Das Forschungsprojekt will nach eigenem Bekunden auf die Herausforderungen antworten, die mit der Enge wachsender Städte für das soziale Zusammenleben, die Umweltgerechtigkeit und die Gesundheit verbunden sind. Erst im August 2019 erhielt der Jonglirium e. V. auf dem Gelände im Norden Neuköllns die Fördergelder einer Lotterie. Neben einem Gelände am Moritzplatz bearbeiten die Prinzessinnengärten an der Hermannstraße 99 – 105 inzwischen auch eine Garten- und Naturfläche. Für Kinder und Jugendliche wird hier Gemüse in Hochbeeten angebaut, und Streuobstbäume sind angepflanzt worden. Es gibt Honigbienen, und der umgebende Naturraum kann erkundet werden. Außerdem ist auf einem ehemaligen Teilstück des Friedhofs eine Umweltbildungsfläche angelegt worden.
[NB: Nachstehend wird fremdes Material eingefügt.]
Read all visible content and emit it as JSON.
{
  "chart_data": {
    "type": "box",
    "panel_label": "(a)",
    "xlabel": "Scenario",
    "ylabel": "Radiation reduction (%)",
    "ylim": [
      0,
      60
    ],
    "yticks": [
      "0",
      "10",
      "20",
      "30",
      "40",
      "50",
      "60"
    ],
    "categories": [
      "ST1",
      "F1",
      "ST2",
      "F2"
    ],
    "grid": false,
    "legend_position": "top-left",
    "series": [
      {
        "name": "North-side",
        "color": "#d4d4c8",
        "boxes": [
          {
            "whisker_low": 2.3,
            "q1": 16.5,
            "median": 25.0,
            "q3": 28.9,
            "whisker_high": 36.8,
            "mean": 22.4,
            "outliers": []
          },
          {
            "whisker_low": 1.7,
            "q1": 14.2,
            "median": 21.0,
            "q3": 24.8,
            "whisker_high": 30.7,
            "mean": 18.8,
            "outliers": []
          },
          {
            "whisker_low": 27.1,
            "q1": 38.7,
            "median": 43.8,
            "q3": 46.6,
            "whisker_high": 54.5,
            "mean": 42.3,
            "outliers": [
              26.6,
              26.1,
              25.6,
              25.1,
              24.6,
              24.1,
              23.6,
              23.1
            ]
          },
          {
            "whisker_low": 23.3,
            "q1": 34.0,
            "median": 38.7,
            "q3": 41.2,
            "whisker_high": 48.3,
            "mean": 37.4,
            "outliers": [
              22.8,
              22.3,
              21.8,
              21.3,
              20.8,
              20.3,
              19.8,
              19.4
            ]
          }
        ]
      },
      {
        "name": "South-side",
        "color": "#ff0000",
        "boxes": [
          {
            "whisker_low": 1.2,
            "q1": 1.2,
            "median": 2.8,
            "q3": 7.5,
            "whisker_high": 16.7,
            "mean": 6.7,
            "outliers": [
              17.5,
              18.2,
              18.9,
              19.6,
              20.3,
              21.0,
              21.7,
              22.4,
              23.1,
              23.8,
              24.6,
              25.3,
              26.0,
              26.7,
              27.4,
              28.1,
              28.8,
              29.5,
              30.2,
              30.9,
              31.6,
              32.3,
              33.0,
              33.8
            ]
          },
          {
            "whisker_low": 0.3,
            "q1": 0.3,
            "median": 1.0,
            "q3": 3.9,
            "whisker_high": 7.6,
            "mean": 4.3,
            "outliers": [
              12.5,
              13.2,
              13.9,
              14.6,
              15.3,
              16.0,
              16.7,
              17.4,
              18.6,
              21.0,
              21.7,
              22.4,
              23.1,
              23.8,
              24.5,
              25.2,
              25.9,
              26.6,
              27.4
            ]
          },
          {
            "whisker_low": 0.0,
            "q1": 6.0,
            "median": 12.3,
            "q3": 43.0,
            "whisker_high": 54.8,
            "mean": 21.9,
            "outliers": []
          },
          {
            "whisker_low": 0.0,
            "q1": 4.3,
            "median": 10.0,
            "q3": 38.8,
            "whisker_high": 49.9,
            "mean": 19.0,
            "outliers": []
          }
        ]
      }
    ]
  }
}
Bezirksstadtrat Bernward Eberenz (CDU) wollte sich mir gegenüber nicht zu Rückbaumaßnahmen äußern, die dem Evangelischen Friedhofsverband Berlin Stadtmitte bereits Mitte Februar auferlegt wurden. „Das müssen wir erst verwaltungsintern besprechen“, erklärte er mir vor Ostern bezüglich eines Widerspruchs, den der Friedhofsverband im April eingelegt hat.